Jesus Is King (film)


Jesus Is King is a 2019 American experimental concert short film by Kanye West and directed by Nick Knight, featuring West's gospel-rap group, Sunday Service. The film accompanied the release of Jesus Is King, West's ninth studio album released after a series of delays on October 25, 2019.

Production

On September 29, 2019, it was announced that IMAX and Kanye West were collaborating to release a Sunday Service Choir concert film that had been filmed in the summer of 2019 at the Roden Crater in Painted Desert, Arizona.
Kanye West indicated that the purpose of the film was Christian evangelism, not entertainment: "We're here to spread the gospel. I'm not here for your entertainment. I'm an evangelist, so my music, my films, every conversation, every room I go in, we're here to save souls, save you from eternal damnation.
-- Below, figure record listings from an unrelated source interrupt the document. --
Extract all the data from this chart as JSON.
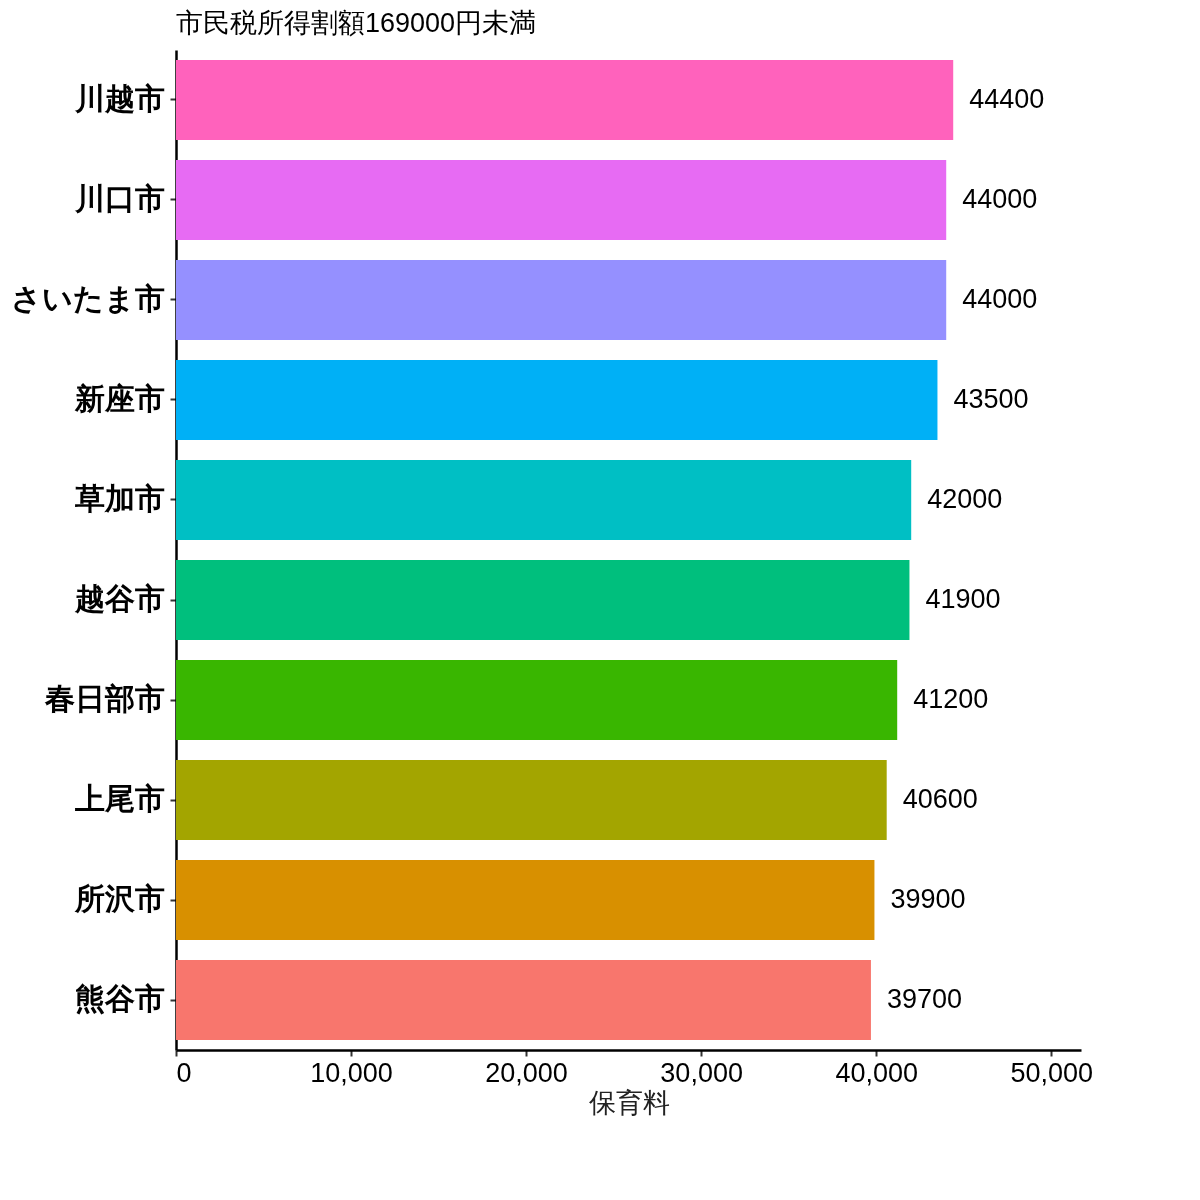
{
  "chart_data": {
    "type": "bar",
    "orientation": "horizontal",
    "title": "市民税所得割額169000円未満",
    "xlabel": "保育料",
    "categories": [
      "川越市",
      "川口市",
      "さいたま市",
      "新座市",
      "草加市",
      "越谷市",
      "春日部市",
      "上尾市",
      "所沢市",
      "熊谷市"
    ],
    "values": [
      44400,
      44000,
      44000,
      43500,
      42000,
      41900,
      41200,
      40600,
      39900,
      39700
    ],
    "colors": [
      "#ff62bc",
      "#e76bf3",
      "#9590ff",
      "#00b0f6",
      "#00bfc4",
      "#00bf7d",
      "#39b600",
      "#a3a500",
      "#d89000",
      "#f8766d"
    ],
    "xlim": [
      0,
      51700
    ],
    "xticks": [
      0,
      {
        "value": 10000,
        "label": "10,000"
      },
      {
        "value": 20000,
        "label": "20,000"
      },
      {
        "value": 30000,
        "label": "30,000"
      },
      {
        "value": 40000,
        "label": "40,000"
      },
      {
        "value": 50000,
        "label": "50,000"
      }
    ],
    "data_labels": true
  }
}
I use art to make believers."

Release

A short preview of the film was shown at three listening parties for West's then-upcoming ninth studio album, Jesus Is King, on September 27, 2019 in Detroit, September 28, 2019 in Chicago, and September 29, 2019 in New York.
On October 17, 2019, a trailer for the film was released with a soundtrack of a gospel rendition of West's 808s & Heartbreak single, "Say You Will". British fashion photographer, Nick Knight was also named director of the film.
The film was released in IMAX theaters on October 25, 2019. In June 2020, West teased a digital release of the film through Apple.

Track listing

Track listing adapted from the film's credit roll.

Reception

At Metacritic, which assigns a normalized rating out of 100 to reviews from mainstream publications, Jesus Is King received an average score of 61, based on four reviews.
In a review for NME, critic Luke Morgan Britton wrote, "Kanye's sublime but flawed visual journey stops short of enlightenment," adding that "despite its aesthetic brilliance, it fails to reach its potential and ends up lost in a struggle of what it wants to be... A live concert film? A high-gloss advert? A desktop screensaver-ready nature doc? Or simply a vehicle to enable the spouting of scripture? Instead, it's a jarring mixture of all of the above."